De acordo com a Vanity Fair, Yulia nunca deixou de apoiar o marido. Escrevia-lhe cartas, ia visitá-lo à prisão sempre que era possível e estava em tribunal quando o Kremlin abria novos processos ou aumentava as penas que já cumpria.

Dos verões na casa do avô à detenção num país que outrora disse ser governado por “vigaristas e ladrões”, eis alguns momentos-chave da vida de Navalny:

  • 4 de junho de 1976. Nasceu em Butyn, uma cidade nos arredores de Moscovo. Durante a infância, até ter 10 anos, passou os verões com o avô paterno numa zona rural, perto de Chernobyl, na Ucrânia.
  • 1997. Licenciou-se em Direito pela Universidade Russa da Amizade dos Povos, uma das mais prestigiadas do país. A carreira como advogado começou muito antes de se envolver na política.
  • 1999. Juntou-se ao Yabloko, o único partido russo que se assumia como liberal. Oito anos depois, indica o Business Insider, foi expulso do partido. Os outros membros responsabilizaram as suas “atividades nacionalistas” pela saída, uma vez que participou em marchas nacionalistas que contaram com a presença de neonazis (que não teriam sido convidados).
  • 2000. O casamento com Yulia Navalnaya, que tinha conhecido dois anos antes na Turquia. Um vídeo partilhado recentemente nas redes sociais, que data de 2020 (ano em que comemoraram 20 anos de união), mostra o casal sorridente e apaixonado antes de Navalny ser detido pela última vez.

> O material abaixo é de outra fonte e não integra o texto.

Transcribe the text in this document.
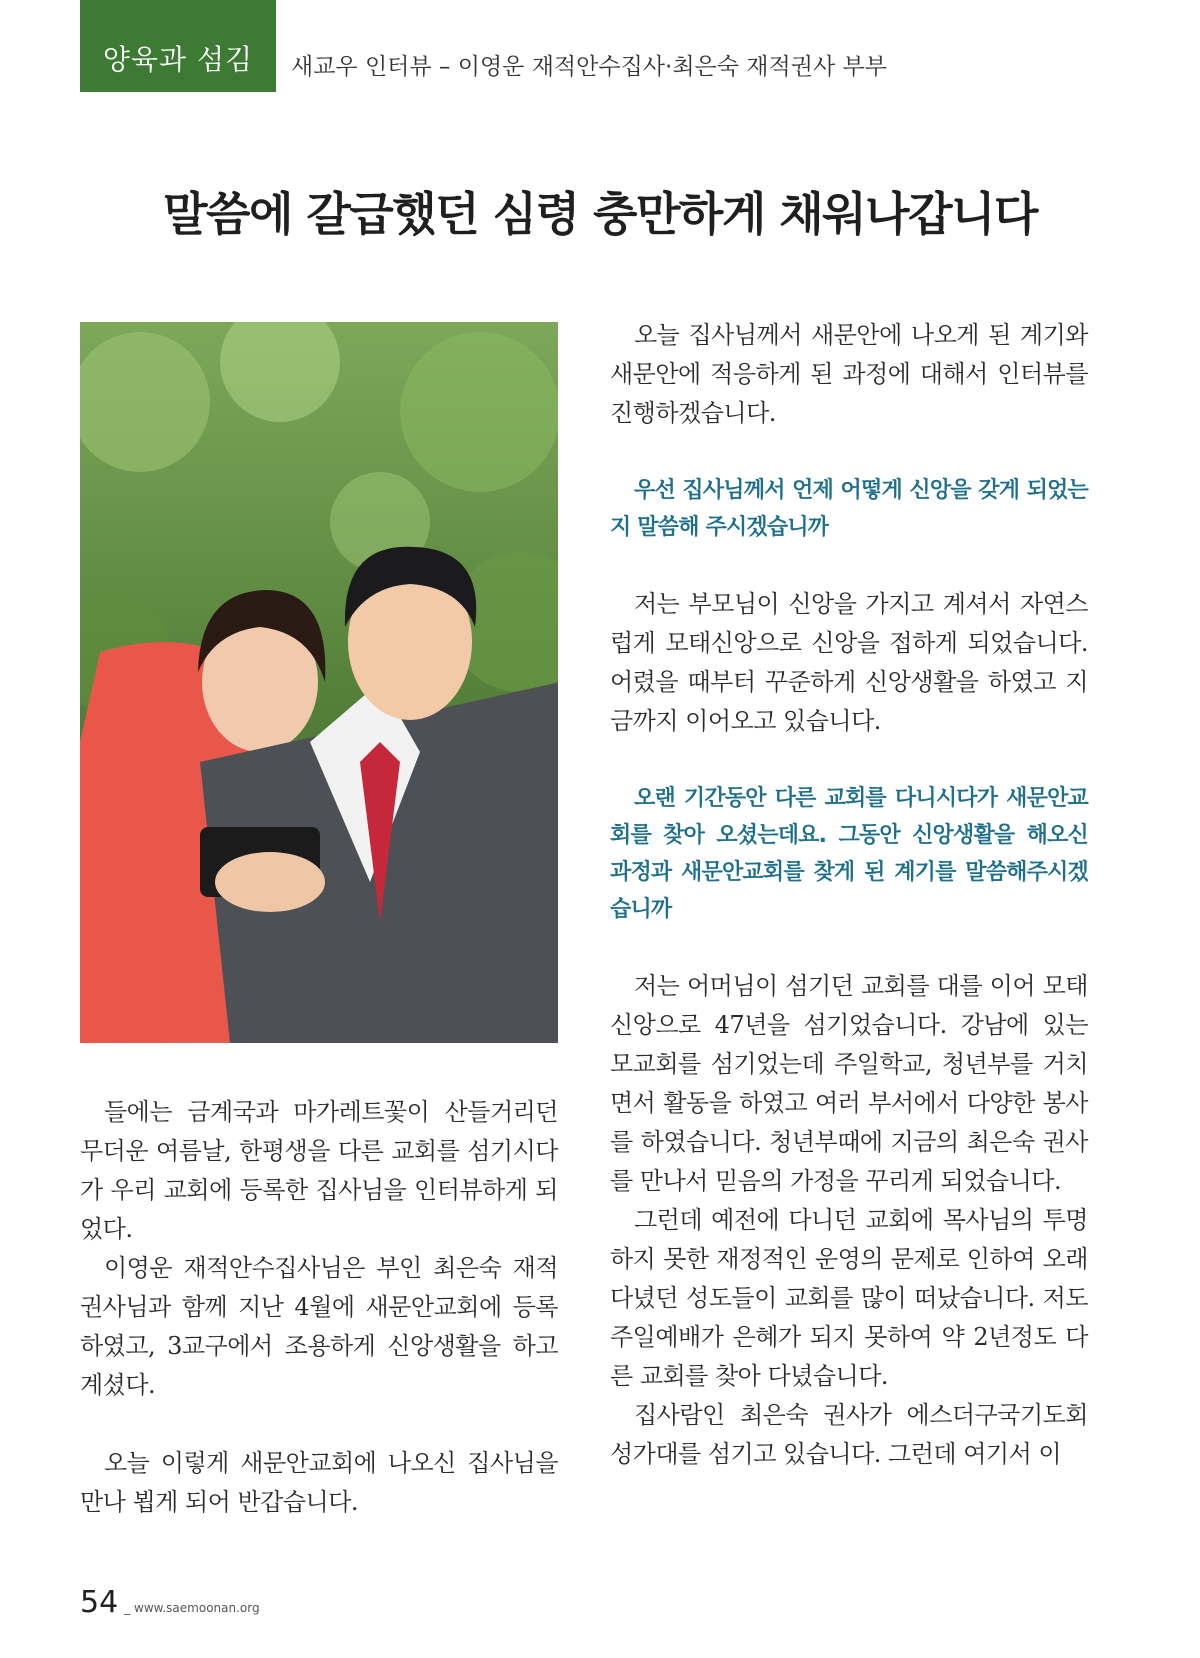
양육과 섬김	새교우 인터뷰 – 이영운 재적안수집사·최은숙 재적권사 부부
말씀에 갈급했던 심령 충만하게 채워나갑니다

들에는 금계국과 마가레트꽃이 산들거리던 무더운 여름날, 한평생을 다른 교회를 섬기시다가 우리 교회에 등록한 집사님을 인터뷰하게 되었다.

이영운 재적안수집사님은 부인 최은숙 재적권사님과 함께 지난 4월에 새문안교회에 등록하였고, 3교구에서 조용하게 신앙생활을 하고 계셨다.

오늘 이렇게 새문안교회에 나오신 집사님을 만나 뵙게 되어 반갑습니다.

오늘 집사님께서 새문안에 나오게 된 계기와 새문안에 적응하게 된 과정에 대해서 인터뷰를 진행하겠습니다.

우선 집사님께서 언제 어떻게 신앙을 갖게 되었는지 말씀해 주시겠습니까

저는 부모님이 신앙을 가지고 계셔서 자연스럽게 모태신앙으로 신앙을 접하게 되었습니다. 어렸을 때부터 꾸준하게 신앙생활을 하였고 지금까지 이어오고 있습니다.

오랜 기간동안 다른 교회를 다니시다가 새문안교회를 찾아 오셨는데요. 그동안 신앙생활을 해오신 과정과 새문안교회를 찾게 된 계기를 말씀해주시겠습니까

저는 어머님이 섬기던 교회를 대를 이어 모태신앙으로 47년을 섬기었습니다. 강남에 있는 모교회를 섬기었는데 주일학교, 청년부를 거치면서 활동을 하였고 여러 부서에서 다양한 봉사를 하였습니다. 청년부때에 지금의 최은숙 권사를 만나서 믿음의 가정을 꾸리게 되었습니다.

그런데 예전에 다니던 교회에 목사님의 투명하지 못한 재정적인 운영의 문제로 인하여 오래 다녔던 성도들이 교회를 많이 떠났습니다. 저도 주일예배가 은혜가 되지 못하여 약 2년정도 다른 교회를 찾아 다녔습니다.

집사람인 최은숙 권사가 에스더구국기도회 성가대를 섬기고 있습니다. 그런데 여기서 이

54 _ www.saemoonan.org
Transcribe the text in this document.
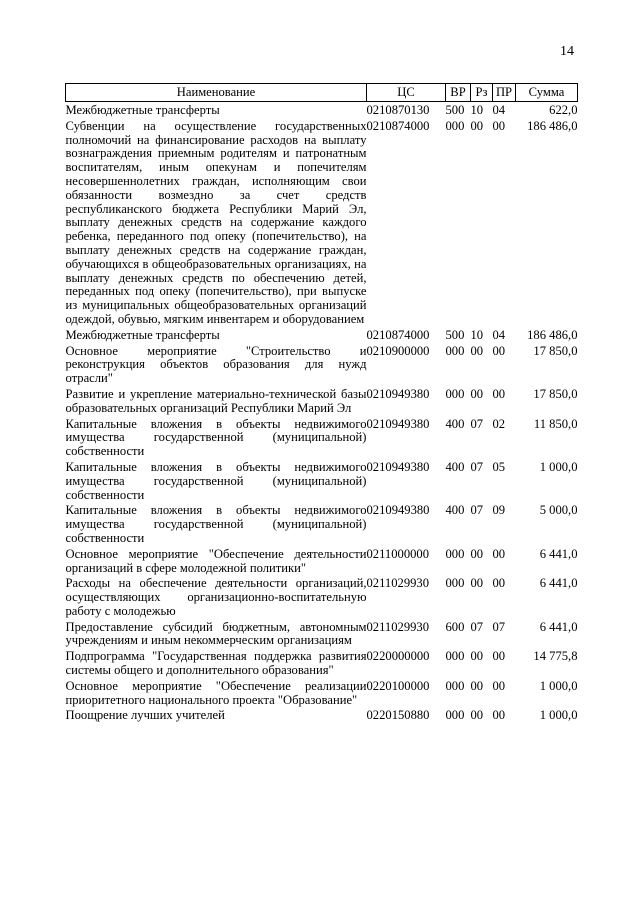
14
Наименование	ЦС	ВР	Рз	ПР	Сумма

Межбюджетные трансферты	0210870130	500	10	04	622,0
Субвенции на осуществление государственных полномочий на финансирование расходов на выплату вознаграждения приемным родителям и патронатным воспитателям, иным опекунам и попечителям несовершеннолетних граждан, исполняющим свои обязанности возмездно за счет средств республиканского бюджета Республики Марий Эл, выплату денежных средств на содержание каждого ребенка, переданного под опеку (попечительство), на выплату денежных средств на содержание граждан, обучающихся в общеобразовательных организациях, на выплату денежных средств по обеспечению детей, переданных под опеку (попечительство), при выпуске из муниципальных общеобразовательных организаций одеждой, обувью, мягким инвентарем и оборудованием	0210874000	000	00	00	186 486,0
Межбюджетные трансферты	0210874000	500	10	04	186 486,0
Основное мероприятие "Строительство и реконструкция объектов образования для нужд отрасли"	0210900000	000	00	00	17 850,0
Развитие и укрепление материально-технической базы образовательных организаций Республики Марий Эл	0210949380	000	00	00	17 850,0
Капитальные вложения в объекты недвижимого имущества государственной (муниципальной) собственности	0210949380	400	07	02	11 850,0
Капитальные вложения в объекты недвижимого имущества государственной (муниципальной) собственности	0210949380	400	07	05	1 000,0
Капитальные вложения в объекты недвижимого имущества государственной (муниципальной) собственности	0210949380	400	07	09	5 000,0
Основное мероприятие "Обеспечение деятельности организаций в сфере молодежной политики"	0211000000	000	00	00	6 441,0
Расходы на обеспечение деятельности организаций, осуществляющих организационно-воспитательную работу с молодежью	0211029930	000	00	00	6 441,0
Предоставление субсидий бюджетным, автономным учреждениям и иным некоммерческим организациям	0211029930	600	07	07	6 441,0
Подпрограмма "Государственная поддержка развития системы общего и дополнительного образования"	0220000000	000	00	00	14 775,8
Основное мероприятие "Обеспечение реализации приоритетного национального проекта "Образование"	0220100000	000	00	00	1 000,0
Поощрение лучших учителей	0220150880	000	00	00	1 000,0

  • 2008. Começou a ganhar notoriedade por investigações, que partilhava online, em que denunciava corrupção no seio do governo russo e de empresas estatais, como a gigante do gás Gazprom e a Rosneft, do petróleo. De acordo com o Business Insider, o opositor de Putin comprou ações nessas firmas para, enquanto acionista, ver como é que funcionavam e detetar irregularidades.
  • 2010. Fundou um projeto contra a corrupção, o RosPil, que contava com uma equipa de advogados a analisar empresas estatais e a expor irregularidades que pudessem detetar.
  • 2011. O ano em que, segundo a Associated Press, criou a Fundação Anti-Corrupção (FKB, na sigla original) com o objetivo de continuar a expor corrupção nas mais altas patentes políticas russas.
  • Dezembro de 2011. Esteve detido durante 15 dias por “desafiar um funcionário do governo”. Antes, tinha participado em protestos contra a alegada manipulação nas eleições parlamentares russas.
  • Setembro de 2013. Concorreu à presidência da Câmara de Moscovo. Terminou as eleições em segundo lugar, atrás de Sergey Sobyanin, com 27% dos votos.
  • Outubro de 2013. Foi condenado a cinco anos de pena suspensa no âmbito de um caso em que, enquanto conselheiro do governador local, era acusado de desviar fundos e que envolvia a Kirovles, empresa estatal do setor da madeira da região de Kirov. Navalny disse que as acusações tinham motivação política, nota a AP.
  • Março de 2015. Foi considerado pela Time uma das 30 pessoas mais influentes na internet. Conquistou o lugar na lista por “expor a corrupção no regime de Vladimir Putin”. “Enquanto tiver ligação à internet, continuará a ser um grande espinho” para Putin e “uma força na política russa”, considerou a revista, citada pelo The Moscow Times.
  • Fevereiro de 2016. O Tribunal Europeu dos Direitos Humanos decidiu que Navalny não teve um julgamento justo no caso Kirovles e obrigou a Rússia a pagar as custas judiciais e possíveis danos. A sentença de pena suspensa de cinco anos foi, desta forma, anulada pelo Supremo Tribunal russo. Porém o caso foi novamente devolvido ao tribunal de Kirov, que o voltou a julgar e que manteve a pena.
  • Dezembro de 2016. Anunciou que ia concorrer às eleições presidenciais russas de 2018. Porém, acabaria impedido, devido à condenação no âmbito do caso Kirovles.
  • Abril e maio de 2017. Foi atacado com tinta verde, que lhe provocou queimaduras químicas e que o levou a ter de ser operado, em Barcelona. Na altura, partilhou uma fotografia no Instagram onde explicou que demoraria “meses” a recuperar totalmente a visão do olho direito.
  • Agosto de 2020. Num voo de Tomsk, na Sibéria, com destino a Moscovo, sentiu- se mal. O avião foi obrigado a fazer uma aterragem de emergência e começam a surgir rumores de que teria sido envenenado com o agente neurotóxico do tipo Novichok, algo que posteriormente seria confirmado. Esteve em coma induzido. Conseguiu recuperar totalmente, na Alemanha.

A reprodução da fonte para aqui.